Poppy hummed as she futilely tucked the strands of hair behind her ears and surveyed the garden. Lots to do to get the garden in order. She was lucky to have Magnus Fahey, a still spry seventy something gardener and the local Jack of all trades, come every year to help with the cleanup in the fall and spring. The tying up of perennials, transplanting, and most of the weeding she could handle herself. Pruning the hedges and fruit trees was another matter. It wasn’t that she didn’t know how. But knowing how to do something and enjoying it were two different things. Poppy was more than content to pay Magnus twice a year to take care of this for her. In the fall, he pruned the fruit trees, often bringing his grandson Liam along, and Poppy always gave them a hand with barrowing the limbs and detritus off to the lower garden to be heaped for a late Spring bonfire. Come spring, the hedge trimmings were added to the already dry fall limbs and left to sit for a couple of weeks. Finally an appropriate afternoon, free of wind and rain, was settled upon and the bonfire started. This was perhaps the only perk of the entire process. A thermos of tea, jam sandwiches wrapped in wax paper, and she and Magnus could chat for hours, poking errant sticks back into the fire and gassing about the garden, local gossip, and the political suicide currently being contemplated by the Prime Minister and his cabinet.
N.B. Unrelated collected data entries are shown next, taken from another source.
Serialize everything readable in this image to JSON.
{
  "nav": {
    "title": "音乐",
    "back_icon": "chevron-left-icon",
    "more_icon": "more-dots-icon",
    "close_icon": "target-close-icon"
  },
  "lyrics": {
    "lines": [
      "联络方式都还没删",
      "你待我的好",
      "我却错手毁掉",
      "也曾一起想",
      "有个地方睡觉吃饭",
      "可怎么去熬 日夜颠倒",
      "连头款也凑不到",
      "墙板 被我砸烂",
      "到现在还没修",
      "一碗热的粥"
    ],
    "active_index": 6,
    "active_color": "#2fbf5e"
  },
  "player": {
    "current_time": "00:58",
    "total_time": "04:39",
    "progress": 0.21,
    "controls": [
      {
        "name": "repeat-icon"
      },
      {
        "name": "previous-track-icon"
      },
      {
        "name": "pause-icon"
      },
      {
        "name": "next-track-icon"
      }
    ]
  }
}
This winter had been harsh, but short-lived. It was only March, but already the crocus and hyacinths were fully up and starting to show color. Daffs and tulips were clumped randomly throughout the borders, cheerfully heralding the news: ‘Spring is here!’ The trees were tightly budded and one or two were even beginning to leaf out.

While fall was Poppy’s favorite season, spring ran a close second. The promise of new life invigorated everything, like a freshly plucked bunch of orange lilies in a stark white room. Stepping into the garden for the first time each day felt, at least to Poppy, like a secret admirer had stolen into the garden in the night, and left little treasures for her to find. It was lovely.

With most afternoon spent outside, winter’s pallor, the result of too many cold months inside, quickly disappeared. Outside now more often than not, her fair skin freckled endearingly, smattering a light dusting over the bridge of her nose and forehead.

Her mother, never much of a gardener, had historically left the gardening to Poppy, and in Poppy’s opinion, that was just as well. Occasionally, Catherine could be found watching critically through the conservatory windows as Poppy cleared out beds, pulled weeds, and spread rich dark mulch from the compost pile over all of the beds, but for the most part she just left Poppy to it. Had she known what a gift she was giving Poppy, Catherine most likely would have found some excuse to insert herself more forcefully into the garden’s design and upkeep. As it was, she was content with an occasional critique or suggestion.

The garden in the spring was a place of solace for Poppy.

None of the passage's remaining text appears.